Однажды, когда ее спросили, не желает ли и она, как человек, столько лет проживший в Риме, поделиться своими мыслями и впечатлениями, она ответила: лучшему из всего, что она могла бы сказать по этому поводу, ее научила Жаннет, и ей хотелось бы, собственно, просто дать своим гостям совет хотя бы раз внимательно присмотреться к настоящей христианке.
Энцио, поддерживавший с Жаннет со времени своего затворничества, когда она заботилась о нем, шутливо-доверительные отношения, заявил, что высоко ценит этого маленького доброго домового, но до сих пор не замечал, чтобы она сказала что-либо новое о Церкви.
– А зачем ей это? – возразила бабушка с легкой иронией. – Она, как видите, со спокойной совестью может предоставить это атеистам, которые и сами прекрасно с этим справляются и говорят об этом, по крайней мере для своих потребностей, гораздо интереснее, чем верующие.

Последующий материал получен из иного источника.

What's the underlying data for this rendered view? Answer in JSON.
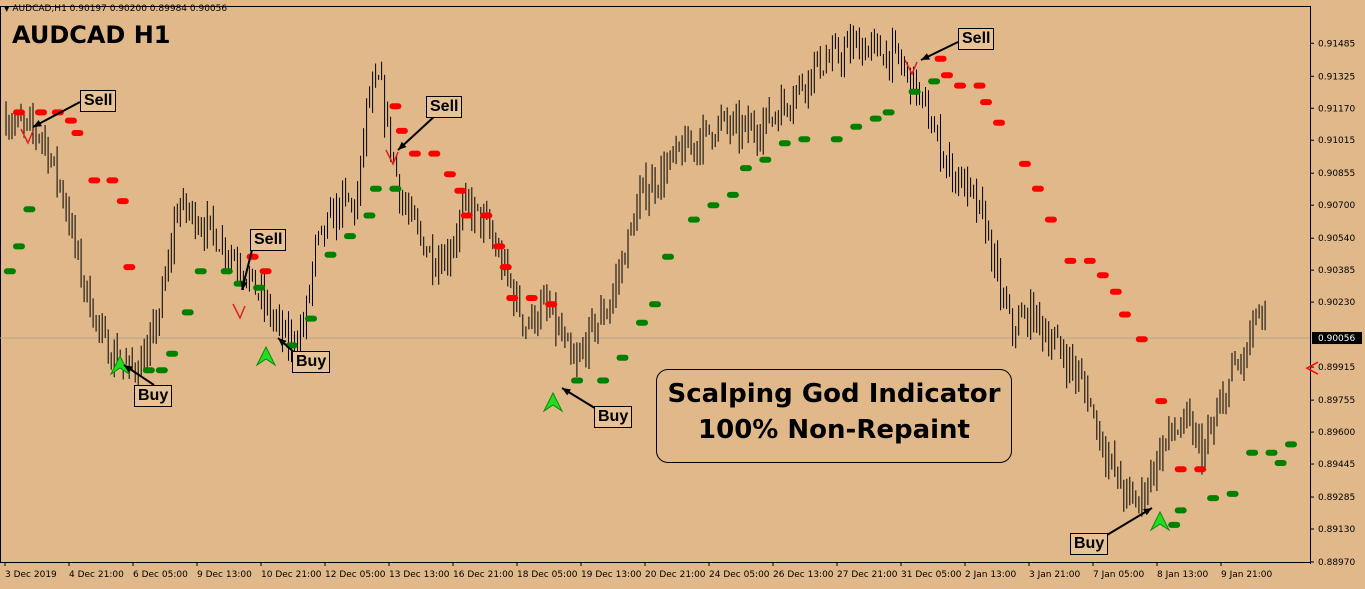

Мне были понятны чувства, выразившиеся в ее ответе, и сами по себе, и потому, что я тогда еще избегала любых напоминаний о моем собственном большом душевном разочаровании; охотнее всего я бы просто выходила из комнаты, как только начинались эти разговоры. Однако очень скоро я заметила, что довольно легко переношу их, и они не вызывают у меня никакого волнения и никаких воспоминаний. Ибо ничто не делает душу такой невосприимчивой и не наносит ей такого быстрого и сильного вреда, как возможность увидеть и услышать, что все те вещи, которые надлежит выражать лишь стоя на коленях и в полном самоотвержении, оказывается, могут непрестанно выражаться без всякого коленопреклонения и самоотвержения. И все же, как вскоре выяснилось, я еще не преодолела свои воспоминания, и эта опасность пришла с другой стороны.
Именно тогда отношения между бабушкой и ее юным другом еще раз обрели, во всяком случае со стороны бабушки, ту особую сердечность с тихим оттенком разочарования, которого Энцио, вероятно, не чувствовал, а бабушка сознательно не желала замечать. Она в те дни вновь заключила перемирие с фактами, что отвечало ее жизненной позиции и, возможно, в какой-то мере ее тогдашнему состоянию, которое после болезненных волнений, связанных с тетушкой Эдель, вдвойне требовало радости и успокоенности в чем-либо ином. К тому же творение ее юного друга, теперь уже вполне обозримое, не оставляло больше сомнений в грандиозности замысла. Энцио окончательно преодолел максимализм и предвзятость своего поколения, определявшие те притязания и критерии, с которыми он прибыл в Рим. Боль и протест против этого города, способного смирить любую гордыню, бесследно растворились в его поэзии. Но адресованные современной эпохе проклятия, которыми столь бурно были отмечены его прежние стихи, смолкли: Энцио понял, что борьба против собственного времени, в сущности, тоже – время. При всей своей страстности его поэма заключала в себе какую-то необыкновенную, благородную непринужденность, какой-то почти торжественный покой, как будто челн его музы теперь и в самом деле покинул маленький космический залив, в котором до сих пор плавал, и вошел в безбрежные воды Вечного. Прежде всего, это проявилось в языке, совершенно очистившемся от всех «ужимок и прыжков», как бабушка называла вычурности, витиеватости и ядовитости, которыми Энцио так часто истязал свой прекрасный, выразительный язык. Широкие, вольные ритмы смирила усиливающаяся с каждым стихом внутренняя строгость, исключающая всякую возможность дерзкого своеволия, эгоцентрически-самонадеянных извержений голой силы. Этот язык и в самом деле заключал в себе что-то от величественно-равнодушного колыхания бескрайнего океана жизни.